Switching to Git
I resisted Git for a long time. It seemed a cultish thing with devout vocal followers and frequent mentions on Digg. I figured it would probably be a passing fad. I was wrong.
I drank the Kool-Aid and damn, it was tasty.
The first important thing to realize, especially when starting out and considering switching, is that Git works with existing Subversion repositories. That means the transition can be as simple as learning a few new commands, your repositories and servers don’t need to changing. Other team members don’t need to switch. If I had any other team members, this would be huge.

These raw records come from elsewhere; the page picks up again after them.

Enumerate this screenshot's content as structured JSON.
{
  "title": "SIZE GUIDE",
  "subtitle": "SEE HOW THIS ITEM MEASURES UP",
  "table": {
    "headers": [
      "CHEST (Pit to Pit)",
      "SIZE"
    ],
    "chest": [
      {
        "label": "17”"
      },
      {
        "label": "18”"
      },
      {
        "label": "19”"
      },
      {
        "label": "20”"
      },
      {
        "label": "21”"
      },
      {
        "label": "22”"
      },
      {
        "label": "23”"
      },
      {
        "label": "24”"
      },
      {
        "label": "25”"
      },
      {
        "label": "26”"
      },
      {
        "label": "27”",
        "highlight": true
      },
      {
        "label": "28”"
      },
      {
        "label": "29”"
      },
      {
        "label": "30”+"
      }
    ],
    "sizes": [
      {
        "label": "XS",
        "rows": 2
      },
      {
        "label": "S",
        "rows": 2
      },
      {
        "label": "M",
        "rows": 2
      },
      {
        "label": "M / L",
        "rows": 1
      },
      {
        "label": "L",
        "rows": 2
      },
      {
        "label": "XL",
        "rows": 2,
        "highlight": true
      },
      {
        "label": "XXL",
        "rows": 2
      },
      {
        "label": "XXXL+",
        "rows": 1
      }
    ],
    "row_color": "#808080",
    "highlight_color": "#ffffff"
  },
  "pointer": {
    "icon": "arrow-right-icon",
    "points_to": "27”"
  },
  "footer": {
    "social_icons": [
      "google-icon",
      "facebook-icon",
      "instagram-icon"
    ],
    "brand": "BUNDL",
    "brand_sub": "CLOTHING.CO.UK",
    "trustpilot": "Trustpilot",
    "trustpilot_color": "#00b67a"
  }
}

Of course, once you start using Git and see its potential, you’ll probably switch everything, convert your repositories and feel superior whenever you have to work with a Subversion hosted project.
Ultimately, Git is a revision control system and is fundamentally about preserving and protecting your working history. So feel free to experiment, it’s really hard to mess up.
It took me an afternoon to grasp the basic concepts of Git, or at least enough to use it in dumb-SVN mode. After about a week, I started to feel fairly comfortable.
I read a small mountain of weblog posts, documentation and the like, here are the ones I found most valuable:
- A tour of git: the basics
Carl Worth’s port of Bryan O’Sullivan’s Mercurial book - Learning git-svn in 5min
- HowTo: Use git for personal development when everyone else is using Subversion Part 1 and Part 2
- Using Git with Google Code Hosting
A good overview for working with any Subversion repository. - Bluish Coder: How to publish a Git repository Some good ideas about publishing repositories
- Git Quick Reference
- Fraser Speirs wrote this while considering switching from SVN to Git
- Git will eat Subversion’s Lunch by Bill Bumgarner
And definitely watch Linus Torvalds’ Google talk about Git. It won’t tell you how to use Git, but he’s funny and the talk worth seeing.
Getting Git
- Mac OS X Installation Binaries (other OS’s too)
- And of course, TextMate support: Git Bundle
While Git itself is easy to compile from source, getting the documentation manpages built on Mac OS X Leopard is a pain in the butt. I futzed around with it a little, but gave up halfway through installing a seemingly endless line of dependencies. The Mac binary installer works perfectly well and is kept up to date. I’d rather spend my time using Git than installing it.
Using Git
I was blown away by some of the stuff Git can do.
In the Google talk Linus pointed out how all SCM packages could do branching and branching wasn’t a problem. Merging was. Merging branches with Git is leprechauns and unicorns. It’s almost too easy. After a few days I found myself branching all over the place, constantly creating new branches to test any idea I was having. Folding those branches back in was almost always quick and painless.
Interactive line-by-line commits mean it’s possible to commit single lines from a file instead of the whole thing. This is great if you happen to go off on a bender and change a zillion different things between commits.
Cherry-picking is also great, and saved my butt when I created a pretzel of branch history. Using git-cherry-pick I was able to straighten out my history completely within Git using Git’s tools with no loss of work.
Conclusion
I started writing this post at the end of May, it’s now early July and I’ve been using Git for a few months with no regrets. The only time I hold my breath is when I’m pushing changes back to SVN, though it hasn’t glitched on me since early June. The speed and flexibility of Git are a constant pleasure to work with. The pain of merging branches, which used to take entire afternoons with SVN, has almost become an afterthought.